Navigating the Proximity-Safety Balance:Constraint Decomposition for Human Following in Pedestrian Crowds
- Shiting Gong1,*
- Jianpeng Yao2,*
- Jinfeng Wang2
- Marco Pavone3
- Jiachen Li4,†
1University of Pennsylvania 2University of California, Riverside 3Stanford University 4Georgia Institute of Technology
* Equal contribution † Corresponding author
A multi-constraint reinforcement learning framework that decomposes human following into independently tunable cost constraints, explicitly balancing proximity to the target against safety among dense and unpredictable pedestrian crowds.
Abstract
Following a target human in crowded environments involves an inherent conflict between staying close to the target and navigating safely among surrounding pedestrians and obstacles. This conflict becomes more severe in dense scenarios, where aggressive following risks collisions and conservative margins lead to target loss, especially when pedestrian behaviors are unfamiliar or unpredictable. Existing reinforcement learning (RL) methods typically encode these competing objectives into a single dense reward, but the resulting proximity-safety balance is implicit and difficult to adjust across conditions.
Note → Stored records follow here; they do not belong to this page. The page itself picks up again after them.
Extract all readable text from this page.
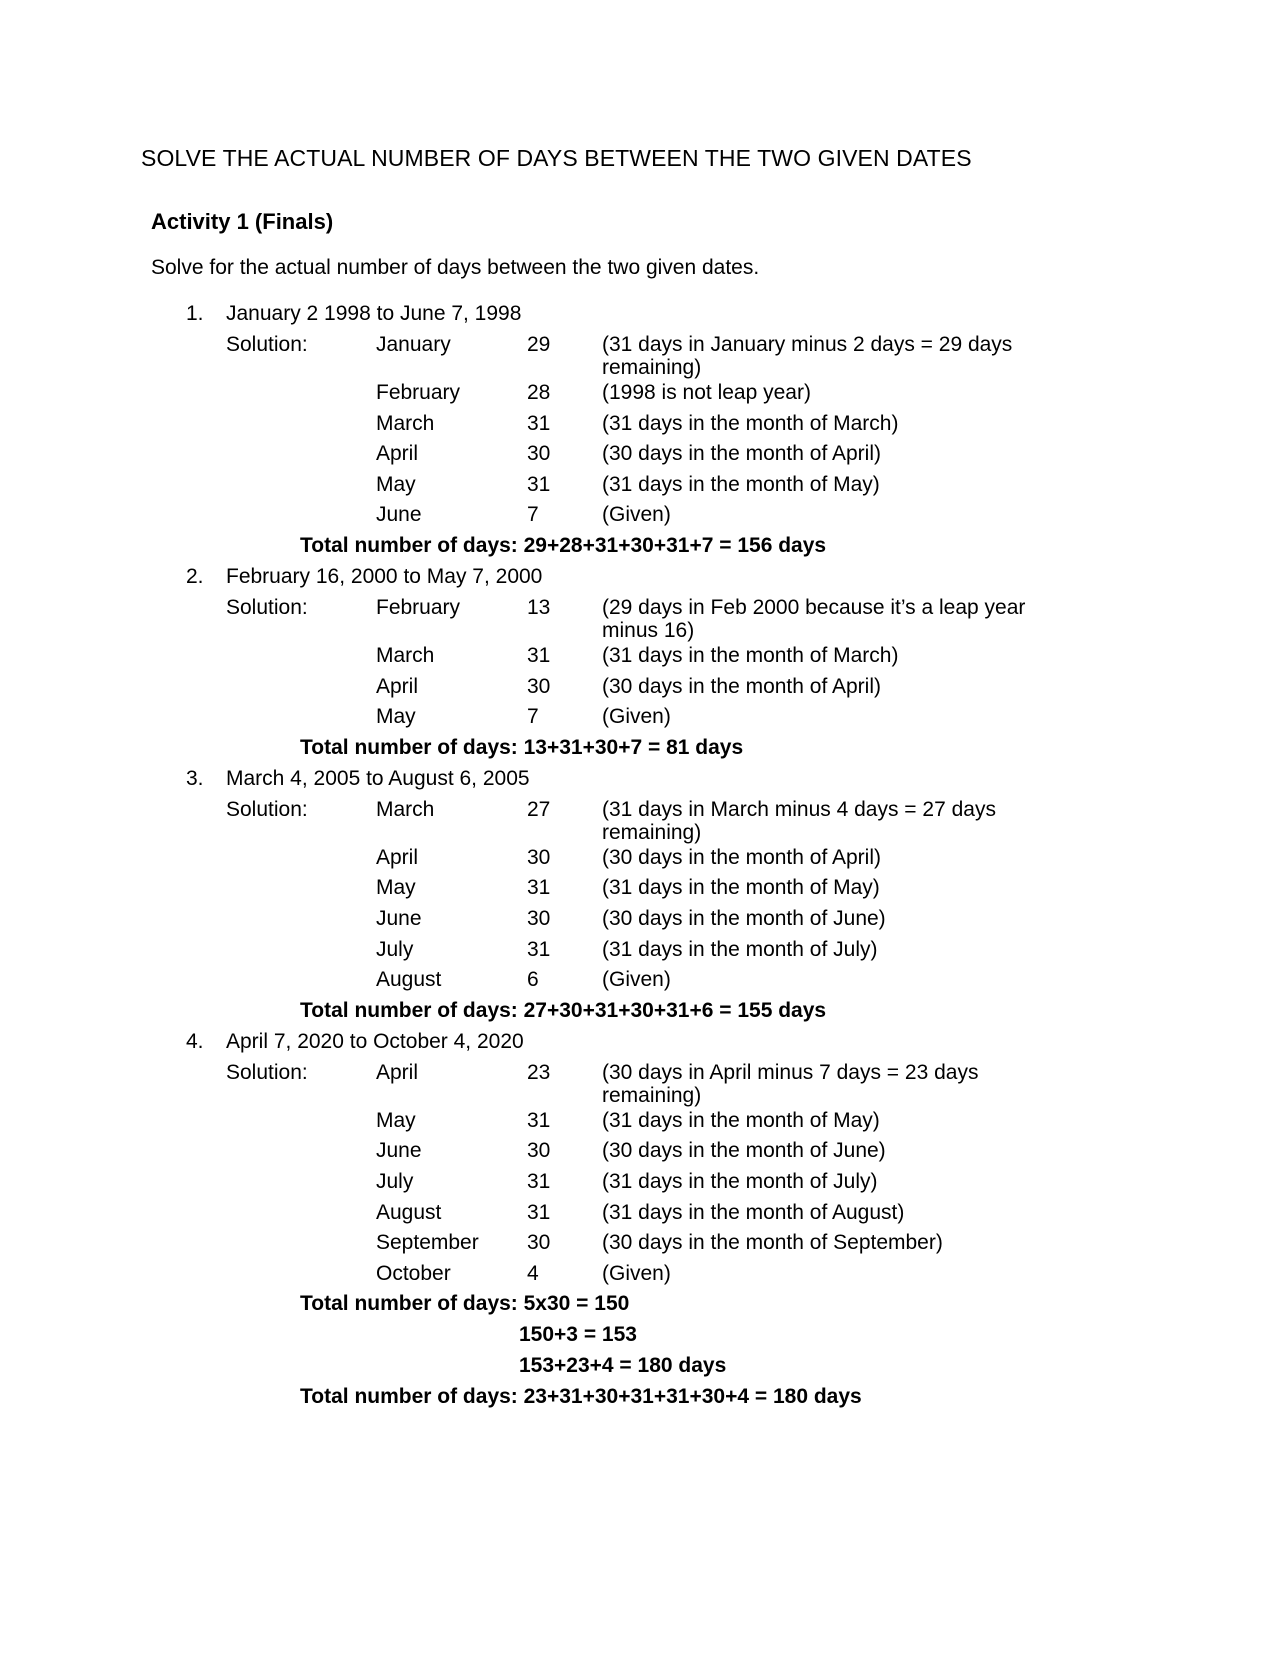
SOLVE THE ACTUAL NUMBER OF DAYS BETWEEN THE TWO GIVEN DATES
Activity 1 (Finals)
Solve for the actual number of days between the two given dates.
1. January 2 1998 to June 7, 1998
Solution:	January	29 (31 days in January minus 2 days = 29 days remaining)
February	28 (1998 is not leap year)
March	31 (31 days in the month of March)
April	30 (30 days in the month of April)
May	31 (31 days in the month of May)
June	7	(Given)
Total number of days: 29+28+31+30+31+7 = 156 days
2. February 16, 2000 to May 7, 2000
Solution:	February	13 (29 days in Feb 2000 because it’s a leap year minus 16)
March	31 (31 days in the month of March)
April	30 (30 days in the month of April)
May	7	(Given)
Total number of days: 13+31+30+7 = 81 days
3. March 4, 2005 to August 6, 2005
Solution:	March	27 (31 days in March minus 4 days = 27 days remaining)
April	30 (30 days in the month of April)
May	31 (31 days in the month of May)
June	30 (30 days in the month of June)
July	31 (31 days in the month of July)
August	6	(Given)
Total number of days: 27+30+31+30+31+6 = 155 days
4. April 7, 2020 to October 4, 2020
Solution:	April	23 (30 days in April minus 7 days = 23 days remaining)
May	31 (31 days in the month of May)
June	30 (30 days in the month of June)
July	31 (31 days in the month of July)
August	31 (31 days in the month of August)
September 30 (30 days in the month of September)
October	4	(Given)
Total number of days: 5x30 = 150
150+3 = 153
153+23+4 = 180 days
Total number of days: 23+31+30+31+31+30+4 = 180 days
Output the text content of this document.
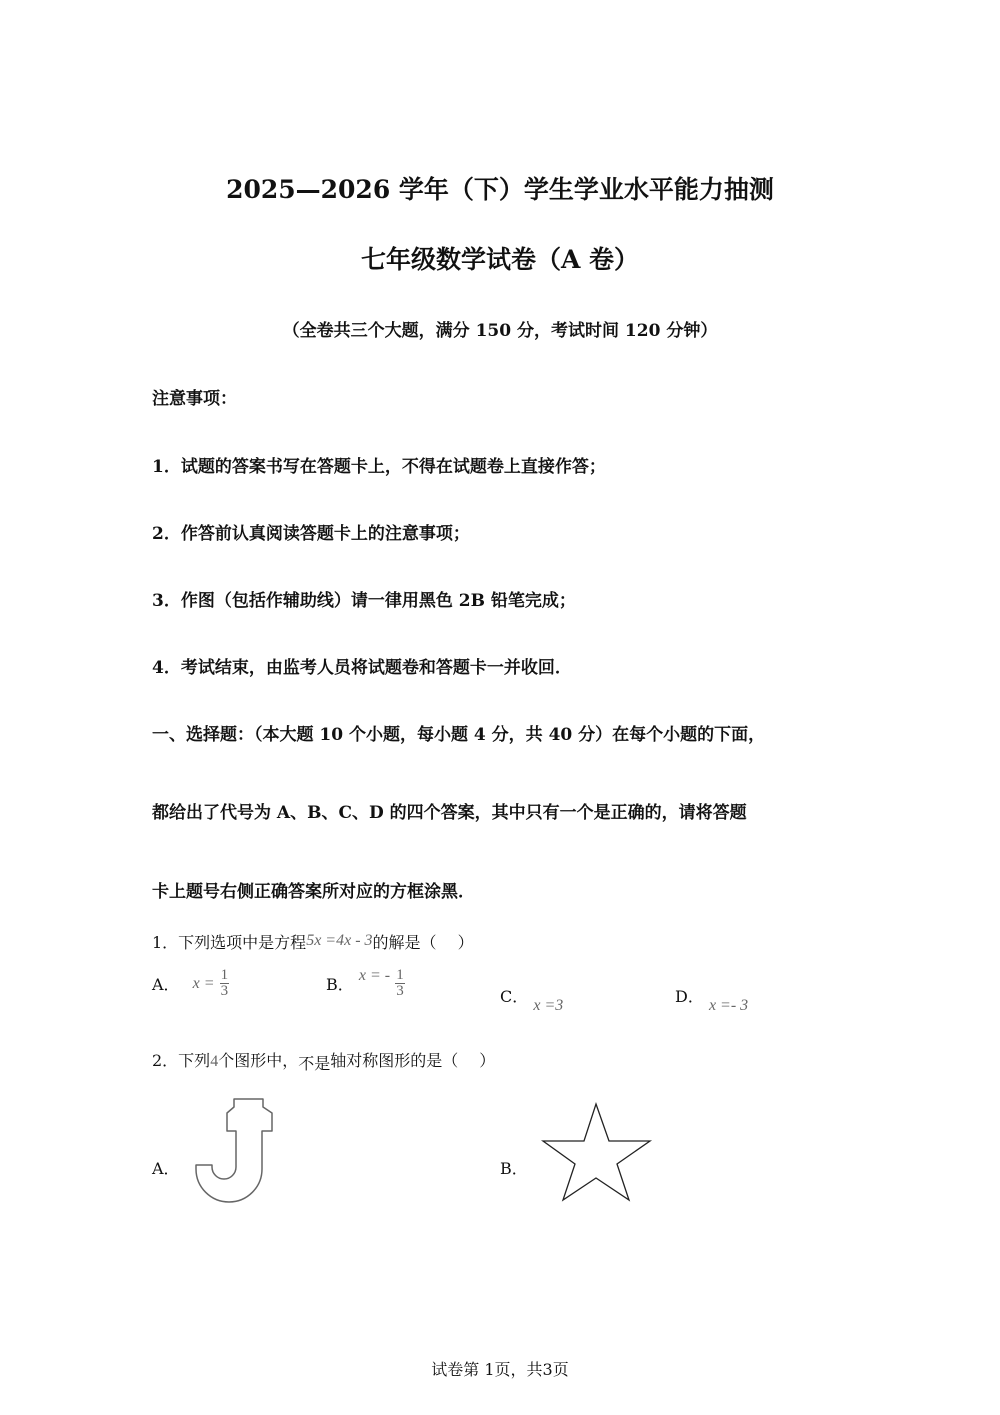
2025—2026 学年（下）学生学业水平能力抽测
七年级数学试卷（A 卷）
（全卷共三个大题，满分 150 分，考试时间 120 分钟）
注意事项：
1．试题的答案书写在答题卡上，不得在试题卷上直接作答；
2．作答前认真阅读答题卡上的注意事项；
3．作图（包括作辅助线）请一律用黑色 2B 铅笔完成；
4．考试结束，由监考人员将试题卷和答题卡一并收回．
一、选择题：（本大题 10 个小题，每小题 4 分，共 40 分）在每个小题的下面，
都给出了代号为 A、B、C、D 的四个答案，其中只有一个是正确的，请将答题
卡上题号右侧正确答案所对应的方框涂黑．
1．下列选项中是方程5x =4x - 3的解是（　 ）
A． $x = \frac{1}{3}$	B． x = - $\frac{1}{3}$	C． x =3	D． x =- 3
2．下列4个图形中，不是轴对称图形的是（　 ）
A．	B．
试卷第 1页，共3页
To address this, we decompose the human-following task into a sparse task reward and independent cost constraints within a multi-constraint RL formulation, where each constraint is managed through cost thresholds with direct behavioral meaning rather than implicit reward weight ratios, allowing explicit and tunable control over the trade-off. We further quantify the prediction uncertainty of human motions and integrate these estimates into the RL costs to enhance safety under unpredictable conditions. Extensive experiments across both in-distribution and out-of-distribution settings demonstrate that our method achieves an effective proximity-safety balance compared to baselines. Real-robot deployment further validates the feasibility of our method in real-world scenarios. Real robot demonstrations are provided in the supplementary video.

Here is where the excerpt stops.